RE: W2K RAMlimits
Jim,
I just re-read my post which you quoted and think I remember some of the
practical reasons why RAM disks may not be efficient. One has to do with
the fact that Photoshop relies on scratch disks to hold the various multiple
copies of the image file that is open and being worked on as I noted below;
but it uses RAM for the working copy that is displayed on the desktop. Thus
if the scratch disk was a RAM disk, Photoshop could not communicate with and
use both the RAM and the RAM disk simultaneously but would have to alternate
access and use between them which would cause a slow down that very well
could reduce any efficiencies of a RAM disk to that of the virtual memory
which relies on a scratch disk located on a hard drive.

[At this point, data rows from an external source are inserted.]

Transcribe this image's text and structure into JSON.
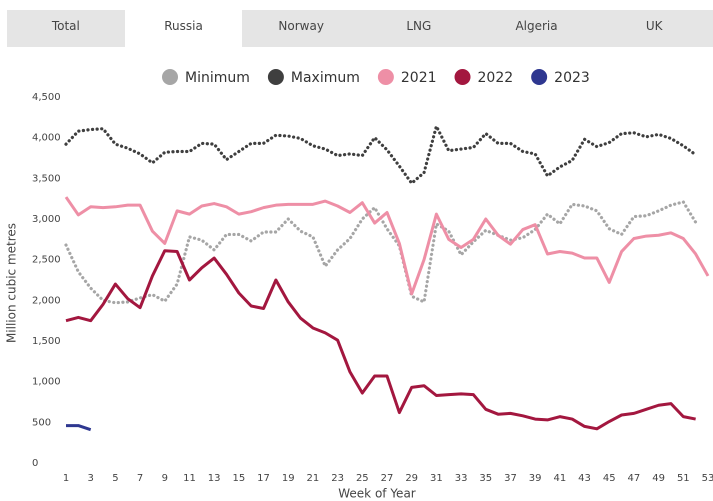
{
  "tabs": [
    {
      "label": "Total",
      "selected": false
    },
    {
      "label": "Russia",
      "selected": true
    },
    {
      "label": "Norway",
      "selected": false
    },
    {
      "label": "LNG",
      "selected": false
    },
    {
      "label": "Algeria",
      "selected": false
    },
    {
      "label": "UK",
      "selected": false
    }
  ],
  "chart_data": {
    "type": "line",
    "xlabel": "Week of Year",
    "ylabel": "Million cubic metres",
    "x": [
      1,
      2,
      3,
      4,
      5,
      6,
      7,
      8,
      9,
      10,
      11,
      12,
      13,
      14,
      15,
      16,
      17,
      18,
      19,
      20,
      21,
      22,
      23,
      24,
      25,
      26,
      27,
      28,
      29,
      30,
      31,
      32,
      33,
      34,
      35,
      36,
      37,
      38,
      39,
      40,
      41,
      42,
      43,
      44,
      45,
      46,
      47,
      48,
      49,
      50,
      51,
      52,
      53
    ],
    "xlim": [
      1,
      53
    ],
    "xticks": [
      1,
      3,
      5,
      7,
      9,
      11,
      13,
      15,
      17,
      19,
      21,
      23,
      25,
      27,
      29,
      31,
      33,
      35,
      37,
      39,
      41,
      43,
      45,
      47,
      49,
      51,
      53
    ],
    "ylim": [
      0,
      4500
    ],
    "yticks": [
      0,
      500,
      {
        "value": 1000,
        "label": "1,000"
      },
      {
        "value": 1500,
        "label": "1,500"
      },
      {
        "value": 2000,
        "label": "2,000"
      },
      {
        "value": 2500,
        "label": "2,500"
      },
      {
        "value": 3000,
        "label": "3,000"
      },
      {
        "value": 3500,
        "label": "3,500"
      },
      {
        "value": 4000,
        "label": "4,000"
      },
      {
        "value": 4500,
        "label": "4,500"
      }
    ],
    "series": [
      {
        "name": "Minimum",
        "color": "#a6a6a6",
        "style": "dotted",
        "values": [
          2680,
          2350,
          2150,
          2000,
          1970,
          1980,
          2030,
          2070,
          1990,
          2200,
          2780,
          2740,
          2620,
          2810,
          2810,
          2730,
          2840,
          2840,
          3000,
          2850,
          2780,
          2420,
          2620,
          2760,
          3000,
          3140,
          2880,
          2670,
          2050,
          1980,
          2940,
          2850,
          2560,
          2720,
          2860,
          2800,
          2740,
          2770,
          2870,
          3060,
          2940,
          3180,
          3160,
          3100,
          2880,
          2810,
          3030,
          3040,
          3100,
          3170,
          3210,
          2960,
          null
        ]
      },
      {
        "name": "Maximum",
        "color": "#3f3f3f",
        "style": "dotted",
        "values": [
          3920,
          4080,
          4100,
          4110,
          3920,
          3870,
          3800,
          3690,
          3820,
          3830,
          3830,
          3930,
          3920,
          3730,
          3830,
          3930,
          3930,
          4030,
          4020,
          3990,
          3900,
          3860,
          3780,
          3800,
          3780,
          4000,
          3850,
          3650,
          3440,
          3570,
          4140,
          3840,
          3860,
          3880,
          4050,
          3930,
          3930,
          3830,
          3800,
          3530,
          3640,
          3720,
          3980,
          3890,
          3940,
          4050,
          4060,
          4010,
          4040,
          3990,
          3900,
          3790,
          null
        ]
      },
      {
        "name": "2021",
        "color": "#ee8fa6",
        "style": "solid",
        "values": [
          3270,
          3050,
          3150,
          3140,
          3150,
          3170,
          3170,
          2850,
          2700,
          3100,
          3060,
          3160,
          3190,
          3150,
          3060,
          3090,
          3140,
          3170,
          3180,
          3180,
          3180,
          3220,
          3160,
          3080,
          3200,
          2950,
          3080,
          2700,
          2080,
          2500,
          3060,
          2750,
          2650,
          2750,
          3000,
          2800,
          2690,
          2870,
          2930,
          2570,
          2600,
          2580,
          2520,
          2520,
          2220,
          2600,
          2760,
          2790,
          2800,
          2830,
          2760,
          2570,
          2300
        ]
      },
      {
        "name": "2022",
        "color": "#a3173f",
        "style": "solid",
        "values": [
          1750,
          1790,
          1750,
          1950,
          2200,
          2020,
          1910,
          2300,
          2610,
          2600,
          2250,
          2400,
          2520,
          2320,
          2090,
          1930,
          1900,
          2250,
          1980,
          1780,
          1660,
          1600,
          1510,
          1120,
          860,
          1070,
          1070,
          620,
          930,
          950,
          830,
          840,
          850,
          840,
          660,
          600,
          610,
          580,
          540,
          530,
          570,
          540,
          450,
          420,
          510,
          590,
          610,
          660,
          710,
          730,
          570,
          540,
          null
        ]
      },
      {
        "name": "2023",
        "color": "#2e3790",
        "style": "solid",
        "values": [
          460,
          460,
          410,
          null,
          null,
          null,
          null,
          null,
          null,
          null,
          null,
          null,
          null,
          null,
          null,
          null,
          null,
          null,
          null,
          null,
          null,
          null,
          null,
          null,
          null,
          null,
          null,
          null,
          null,
          null,
          null,
          null,
          null,
          null,
          null,
          null,
          null,
          null,
          null,
          null,
          null,
          null,
          null,
          null,
          null,
          null,
          null,
          null,
          null,
          null,
          null,
          null,
          null
        ]
      }
    ]
  }
}
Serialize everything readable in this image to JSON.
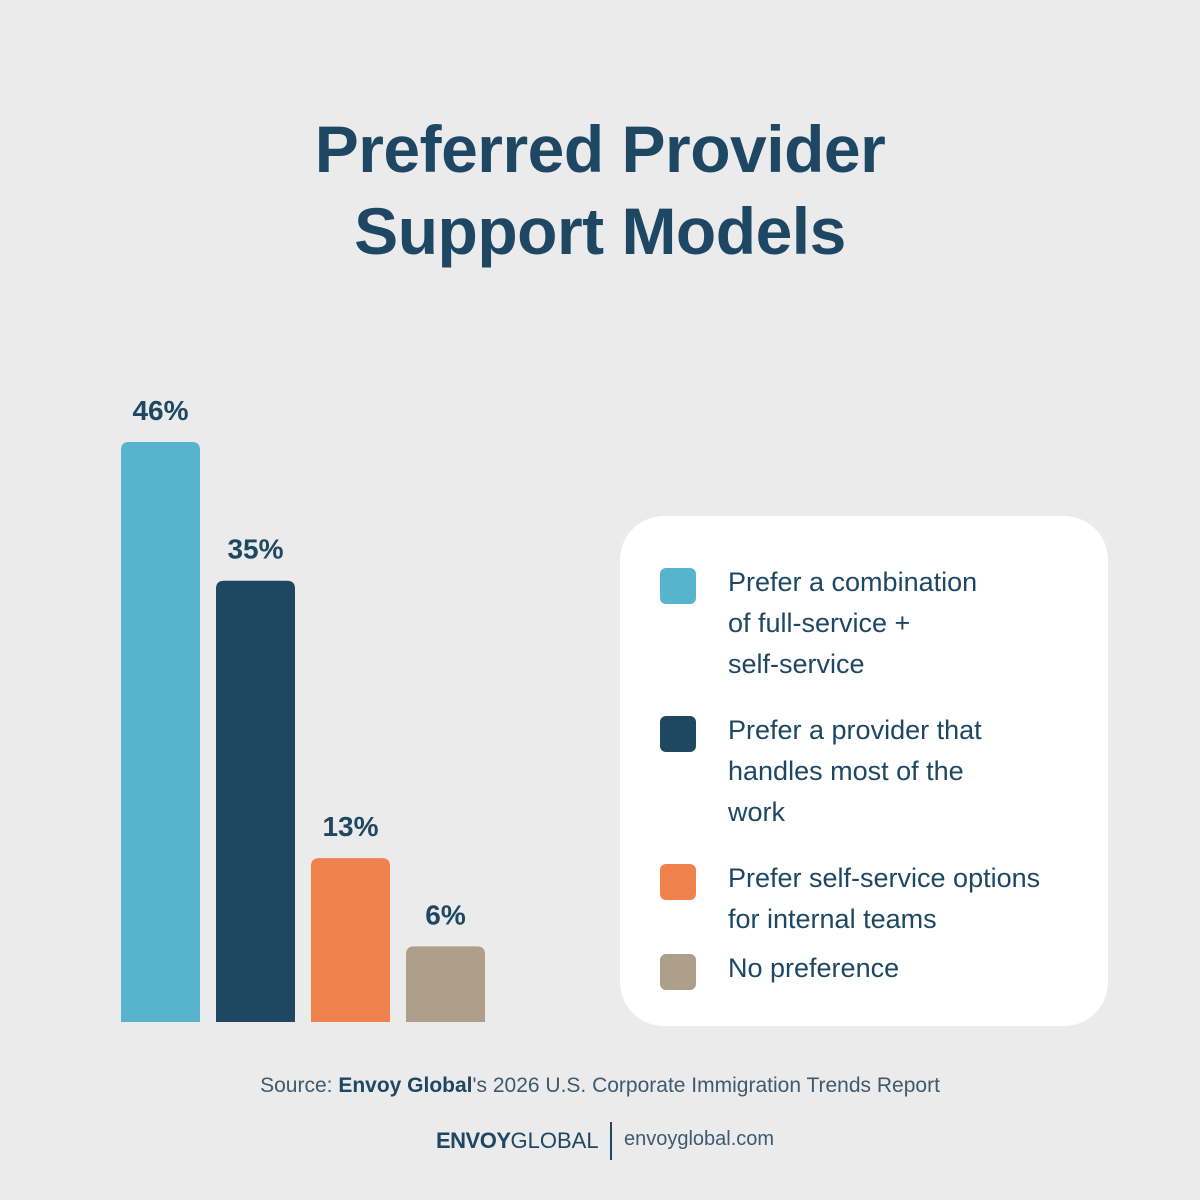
{
  "title_lines": [
    "Preferred Provider",
    "Support Models"
  ],
  "chart_data": {
    "type": "bar",
    "title": "Preferred Provider Support Models",
    "categories": [
      "Prefer a combination of full-service + self-service",
      "Prefer a provider that handles most of the work",
      "Prefer self-service options for internal teams",
      "No preference"
    ],
    "values": [
      46,
      35,
      13,
      6
    ],
    "value_labels": [
      "46%",
      "35%",
      "13%",
      "6%"
    ],
    "colors": [
      "#58b3cc",
      "#1f4761",
      "#ef814d",
      "#ad9f89"
    ],
    "ylim": [
      0,
      46
    ],
    "grid": false,
    "legend_position": "right"
  },
  "legend": {
    "items": [
      {
        "lines": [
          "Prefer a combination",
          "of full-service +",
          "self-service"
        ],
        "color": "#58b3cc"
      },
      {
        "lines": [
          "Prefer a provider that",
          "handles most of the",
          "work"
        ],
        "color": "#1f4761"
      },
      {
        "lines": [
          "Prefer self-service options",
          "for internal teams"
        ],
        "color": "#ef814d"
      },
      {
        "lines": [
          "No preference"
        ],
        "color": "#ad9f89"
      }
    ]
  },
  "source": {
    "prefix": "Source: ",
    "brand": "Envoy Global",
    "suffix": "'s 2026 U.S. Corporate Immigration Trends Report"
  },
  "footer": {
    "logo_bold": "ENVOY",
    "logo_light": "GLOBAL",
    "website": "envoyglobal.com"
  }
}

I do not know if this makes any sense ; but it is what I remember or got out
of the discussion.
-----Original Message-----
From: owner-epson-inkjet@leben.com
[mailto:owner-epson-inkjet@leben.com]On Behalf Of Jim Wingo
Sent: Friday, June 14, 2002 7:04 AM
To: epson-inkjet@leben.com
Subject: RE: W2K RAMlimits
In the vein of pure speculation: might it be possible, if one had literally
gigs of RAM, to set up a RAM disk to be used as the PS scratch disk? Would
this not be the equivalent to working intirely in RAM on large files?
Jim Wingo
*********** REPLY SEPARATOR ***********
On 6/13/2002 at 8:36 PM Laurie Solomon wrote:
>>it means you can work on those 550Mb medium format scans without endless
disk writes
>
>If you are using Photoshop, I doubt it since Photoshop still relies on
>virtual memory from scratch disks requiring disk writes and reads no
matter
>how much actual physical RAM you have on the system. It keeps multiple
>copies of the file in its various versions on the scratch disk not RAM for
>multiple undos, for the history palette, and for the revert function for
>starters. It is only possibily the actual working desktop appearing copy
>that it keeps in actual physical RAM.